Thank you very much for the question online. We appreciate it. The board, we regularly consider, I guess, a range of different capital management options as part of the discussions that we have. As we have sort of talked about, we have determined that the best use of shareholder capital at the moment is to reinvest in organic growth. Given the strong cash and capital generation capability of the business, we actually think that ultimately we can probably do both once the business has reached sufficient scale. I think from a buyback perspective and dividends, we are not expressing a preference. As I said, we consider the different options that are available. I would sort of add that from a practical perspective, and this sort of comes to the question, I think, from Alan and Michael earlier, from a practical perspective, there are stock liquidity constraints.
That means that it would be difficult to purchase sufficient stock to make a meaningful difference in a buyback at this point in time. As I said, we do consider, oh, sorry, we do consider all options from a capital management perspective. Thank you, Tom. Oh, sorry, one more question online. Thank you.
One more question, please. Once the transition of company type is complete, does this change the capital requirements of NOL? Does it free up additional capital? If so, how much?
Do you want to get Scott transferred or do you want to answer?
Oh, Michael.
Scott, would you like to I was just saying, I feel like I've been standing here all the time. Scott's our CFO. If we can pass Scott a microphone, I think it would be great for the shareholders to hear from Scott on this.
Thanks for those online and those here. The answer to that question is that the company structure will change the efficiency of the way we manage capital as opposed to that it will reduce our capital requirements. Today, to maintain our capital position, it's costing us money to actually have mitigants in place to manage that. Those mitigants will fall away. Therefore, it'll be more efficient. It'll be less, more cost-effective management of the capital going forward as opposed to the requirement for less capital.

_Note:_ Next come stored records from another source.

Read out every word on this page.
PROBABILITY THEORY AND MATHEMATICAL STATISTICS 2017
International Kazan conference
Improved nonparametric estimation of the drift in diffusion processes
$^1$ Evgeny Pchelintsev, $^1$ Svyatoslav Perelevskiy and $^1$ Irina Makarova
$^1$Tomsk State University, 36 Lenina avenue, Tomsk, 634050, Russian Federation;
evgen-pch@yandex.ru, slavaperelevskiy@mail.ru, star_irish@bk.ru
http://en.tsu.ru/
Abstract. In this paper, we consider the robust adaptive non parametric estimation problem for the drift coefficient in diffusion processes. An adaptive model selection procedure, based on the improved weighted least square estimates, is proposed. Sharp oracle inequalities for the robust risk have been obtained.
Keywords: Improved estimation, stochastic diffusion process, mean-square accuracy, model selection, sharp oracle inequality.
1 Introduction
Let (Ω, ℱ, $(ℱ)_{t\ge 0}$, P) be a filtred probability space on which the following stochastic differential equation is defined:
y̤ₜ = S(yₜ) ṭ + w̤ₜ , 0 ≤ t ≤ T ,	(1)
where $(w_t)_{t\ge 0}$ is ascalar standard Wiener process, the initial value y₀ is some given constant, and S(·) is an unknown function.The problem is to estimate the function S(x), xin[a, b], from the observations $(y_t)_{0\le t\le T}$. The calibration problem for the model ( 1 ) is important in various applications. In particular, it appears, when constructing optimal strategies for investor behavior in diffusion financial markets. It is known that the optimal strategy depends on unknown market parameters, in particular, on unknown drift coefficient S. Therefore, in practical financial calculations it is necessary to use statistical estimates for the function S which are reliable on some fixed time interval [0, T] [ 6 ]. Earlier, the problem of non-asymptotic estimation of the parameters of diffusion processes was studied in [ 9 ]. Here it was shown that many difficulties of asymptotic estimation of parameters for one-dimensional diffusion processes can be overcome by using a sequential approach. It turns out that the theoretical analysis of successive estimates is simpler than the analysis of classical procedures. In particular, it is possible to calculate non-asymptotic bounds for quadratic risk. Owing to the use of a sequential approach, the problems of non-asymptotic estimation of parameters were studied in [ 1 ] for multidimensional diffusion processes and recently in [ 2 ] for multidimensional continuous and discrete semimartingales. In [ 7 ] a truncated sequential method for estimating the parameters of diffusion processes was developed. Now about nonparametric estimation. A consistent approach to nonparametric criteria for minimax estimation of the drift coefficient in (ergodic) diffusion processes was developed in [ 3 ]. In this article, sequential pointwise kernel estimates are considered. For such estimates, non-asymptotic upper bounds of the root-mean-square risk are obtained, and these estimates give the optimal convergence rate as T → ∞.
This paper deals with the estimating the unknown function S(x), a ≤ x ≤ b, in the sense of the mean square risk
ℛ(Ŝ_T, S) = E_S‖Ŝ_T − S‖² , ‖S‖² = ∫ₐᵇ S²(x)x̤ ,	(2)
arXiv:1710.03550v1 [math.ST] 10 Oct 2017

Thanks, Scott. Excellent. Thank you. If there's no further questions, and thank you for those questions, by the way. It's fantastic to have questions from the floor and to have questions online. We very much appreciate it. With there being no further questions, I'll end the formal part of today's meeting. I'd like to thank you very much for attending and for the questions. We're very grateful for our shareholders' support, and we're confident that if we remain focused on executing the fundamentals and delivering results, our performance will speak for itself. Thank you very much. I declare the meeting closed. Thank you.